From 00:01 tomorrow, it will be last year that I moved to this foreign country. From 00:01 it will be last year that I last held her hand, heard her voice or saw her smile. From 00:01 it will be last year that she died.  In truth, those things will be no further from me than they are right now – but they may well feel it.

Right now, my faith in a God who was yesterday, is today, and will be tomorrow matters more than ever.

‘Not wanted on voyage’

365 Days

Another postcard from the land of grief

If I am going to be living in this foreign land for some time, then I shall need a calendar. In fact, I already have two – one fat and one thin. The days and dates here are the same as anywhere. There are 365 of them, and they will roll from Spring, to Summer, to Autumn, to Winter, with no respect nor pause for sorrow.
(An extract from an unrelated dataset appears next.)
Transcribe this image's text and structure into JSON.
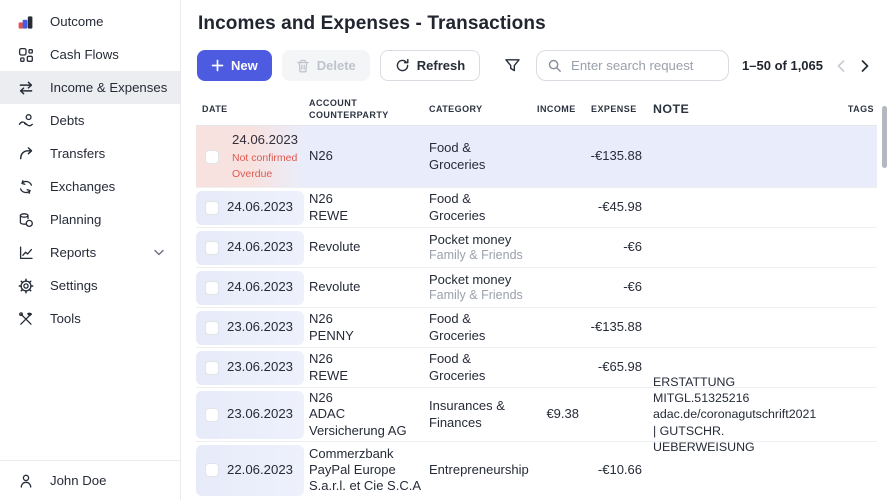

Living in a foreign land, though, I am likely to find that the calendar  ‘milestones’ are different – a bit like those foreign bank holidays which commemorate some political figure of whom you have never heard.

Unmarked on any calendar which I can buy here are the anniversaries marked in the heart. They are the anniversaries of engagement, of holidays, of moving here or starting there …and even of diagnoses. I could mark these on any calendar in any colour – red, black or blue, but in truth they are marked indelibly on the heart.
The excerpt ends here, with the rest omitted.